Google could also enter the market for cloud-based video services and offer a similar or better solution than the start-up. They might credibly do so for several reasons. First, cloud services is their core business and competency. Google already offers a range of cloud services products such as Google Cloud Platform, Google Workspace, Google Cloud Storage, etc. It has the incentive and interest to enter a niche or specialized segment of the market in order to stimulate demand for Google’s core services. Second, cloud services is a technologically complex industry. Google has the resources and capabilities to enter the cloud services market and offer a high-quality and reliable solution that meets the needs and expectations of customers. Third, cloud services is large and growing industry. Google not only could do it, but Google likely will do it, and has the opportunity and potential to enter the cloud services market and capture a significant share of customers and revenue. If you are in the directly path of a company like Google in its core business, then you will likely need to make an argument about the importance of speed and agility, and some important alpha asset — such as network effects — that can be developed in the two or three years it will take Google to recognize and respond to the opportunity. You may of course also argue that Google would more likely acquire your start-up than build its business from scratch. Such arguments are weak, in my opinion, unless you can make a credible argument for why your start-up will have significant alpha assets within a few years, and in that case, whether or not Google would acquire the company, you have built something of substantial value.

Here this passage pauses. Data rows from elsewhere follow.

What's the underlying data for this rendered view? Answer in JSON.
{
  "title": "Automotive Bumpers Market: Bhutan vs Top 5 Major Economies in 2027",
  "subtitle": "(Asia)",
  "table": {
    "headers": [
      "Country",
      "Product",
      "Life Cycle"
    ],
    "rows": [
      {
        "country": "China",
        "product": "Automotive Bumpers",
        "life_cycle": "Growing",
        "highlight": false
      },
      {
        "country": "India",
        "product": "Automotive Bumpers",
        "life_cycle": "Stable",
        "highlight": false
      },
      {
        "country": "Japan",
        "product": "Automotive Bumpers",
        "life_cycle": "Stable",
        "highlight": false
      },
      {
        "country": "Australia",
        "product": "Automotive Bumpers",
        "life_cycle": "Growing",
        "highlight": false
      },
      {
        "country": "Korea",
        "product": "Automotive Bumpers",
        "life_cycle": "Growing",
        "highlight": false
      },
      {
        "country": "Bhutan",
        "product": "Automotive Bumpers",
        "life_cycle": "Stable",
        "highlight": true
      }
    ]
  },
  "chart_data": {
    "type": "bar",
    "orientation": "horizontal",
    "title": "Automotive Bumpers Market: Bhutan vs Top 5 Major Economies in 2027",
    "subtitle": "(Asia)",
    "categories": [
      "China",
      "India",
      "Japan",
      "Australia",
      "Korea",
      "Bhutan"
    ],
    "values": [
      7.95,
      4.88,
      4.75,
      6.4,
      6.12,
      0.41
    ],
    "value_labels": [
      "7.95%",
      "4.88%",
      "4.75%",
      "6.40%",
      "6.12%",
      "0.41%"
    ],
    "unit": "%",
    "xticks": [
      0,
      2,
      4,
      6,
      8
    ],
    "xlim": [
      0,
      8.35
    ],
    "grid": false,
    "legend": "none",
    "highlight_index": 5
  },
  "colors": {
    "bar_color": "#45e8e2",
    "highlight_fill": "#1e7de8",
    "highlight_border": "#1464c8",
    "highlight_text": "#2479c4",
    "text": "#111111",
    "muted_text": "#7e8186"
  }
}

Wrap-Up and Common Pitfalls

Your business plan or “pitch deck,” whether for investors or just for your own planning, should have a section on competition. Everyone expects that, and for good reason. You’ll usually have a table showing how your solution stacks up against the rival solutions on a handful of key customer needs. You’ll likely show your product position relative to direct competitors on a two-dimensional plot. You’ll devote some space to an articulation of your planned sources of long-term competitive advantage.

Do those things and at the same time avoid these rookie mistakes:

  • Do not claim that you have no competitors or that you are better than all of them. Every job to be done has been around in some form for a very long time in society. Your potential customers were getting that job done somehow before you had your bright idea. The pre-existing solutions are competitors.
  • Do not be dismissive of competitors. If there is an existing company doing the job you are setting out to do, then that company is more accomplished than you are at the time of your analysis. Show some respect and learn from that company’s experience.
  • Do not argue that you are the first mover, and that this is a source of competitive advantage. There are rarely first-mover advantages, except sometimes when the market exhibits very, very strong network effects. Consider that Google was not even one of the first ten companies to enter the internet search business.
  • Do not cite patents or “patent protection” as a significant source of competitive advantage. Unless you are a bio-pharmaceutical company, patents are at best a low picket fence around your solution. They are not typically a significant barrier to entry.

Notes

Karl T. Ulrich, Steven D. Eppinger, and Maria C. Yang. 2019. Product Design and Development. Chapter “Patents and Intellectual Property.” McGraw-Hill. New York.

Karl T. Ulrich. Alpha Assets and the Five Flywheels. Working Paper. The Wharton School. 2018.

Kim, W. C., and R. A. Mauborgne. 2005. Blue Ocean Strategy: How to Create Uncontested Market Space and Make the Competition Irrelevant. Boston: Harvard Business School Press.